All of lore.kernel.org
 help / color / mirror / Atom feed
* Investigating potential flaw in scsi error handling
@ 2008-02-09 21:59 Elias Oltmanns
  2008-02-09 23:30 ` James Bottomley
  0 siblings, 1 reply; 8+ messages in thread
From: Elias Oltmanns @ 2008-02-09 21:59 UTC (permalink / raw)
  To: linux-scsi; +Cc: Tejun Heo

Hi there,

I'm experiencing system lockups with 2.6.24 which I believe to be
related to scsi error handling. Actually, I have patched the mainline
kernel with a disk shock protection patch [1] and in my case it is indeed
the shock protection mechanism that triggers the lockups. However, some
rather lengthy investigations have lead me to the conclusion that this
additional patch is just the means to reproduce the error condition
fairly reliably rather than the origin of the problem.

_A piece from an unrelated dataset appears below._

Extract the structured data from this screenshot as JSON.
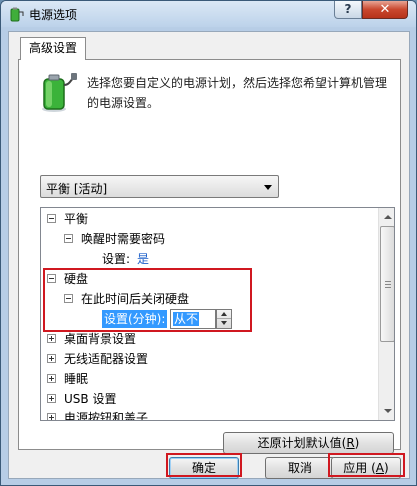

The problem has only become apparent since Tejun's commit
31cc23b34913bc173680bdc87af79e551bf8cc0d. More precisely, libata now
sets max_host_blocked and max_device_blocked to 1 for all ATA devices.
Various tests I've conducted so far have lead me to the conclusion that
a non zero return code from scsi_dispatch_command is sufficient to
trigger the problem I'm seeing provided that max_host_blocked and
max_device_blocked are set to 1.

Unfortunately, I'm a bit at a loss as to how I should proceed to find
the culprit. I can reliably reproduce the problem using the disk shock
protection patch in order to cause non zero return values from
scsi_dispatch_command. How can I find out where in the error handling of
this condition things might go wrong?

Most likely you will need further information to help me solving this
issue but perhaps you can already come up with some suggestions and tell
me what else you'd like to know.

Thanks in advance,

Elias

[1] http://article.gmane.org/gmane.linux.drivers.hdaps.devel/1094


PS: Since the disk shock protection patch is mainly concerned with an
ATA specific feature, I'm currently working on it to implement it in
libata rather than in the scsi midlayer. This doesn't change anything
with regard to the problem I've described above but has confirmed my
suspicion that it must be the return code from scsi_dispatch_command
that triggers system freeze.

^ permalink raw reply	[flat|nested] 8+ messages in thread

* Re: Investigating potential flaw in scsi error handling
  2008-02-09 21:59 Investigating potential flaw in scsi error handling Elias Oltmanns
@ 2008-02-09 23:30 ` James Bottomley
  2008-02-10 12:54   ` Elias Oltmanns
  0 siblings, 1 reply; 8+ messages in thread
From: James Bottomley @ 2008-02-09 23:30 UTC (permalink / raw)
  To: Elias Oltmanns; +Cc: linux-scsi, Tejun Heo

On Sat, 2008-02-09 at 22:59 +0100, Elias Oltmanns wrote:
> Hi there,
> 
> I'm experiencing system lockups with 2.6.24 which I believe to be
> related to scsi error handling. Actually, I have patched the mainline
> kernel with a disk shock protection patch [1] and in my case it is indeed
> the shock protection mechanism that triggers the lockups. However, some
> rather lengthy investigations have lead me to the conclusion that this
> additional patch is just the means to reproduce the error condition
> fairly reliably rather than the origin of the problem.
> 
> The problem has only become apparent since Tejun's commit
> 31cc23b34913bc173680bdc87af79e551bf8cc0d. More precisely, libata now
> sets max_host_blocked and max_device_blocked to 1 for all ATA devices.
> Various tests I've conducted so far have lead me to the conclusion that
> a non zero return code from scsi_dispatch_command is sufficient to
> trigger the problem I'm seeing provided that max_host_blocked and
> max_device_blocked are set to 1.

There's nothing inherently incorrect with setting max_device_blocked to
1 but it is suboptimal: it means that for a single queue device
returning a wait causes an immediate reissue.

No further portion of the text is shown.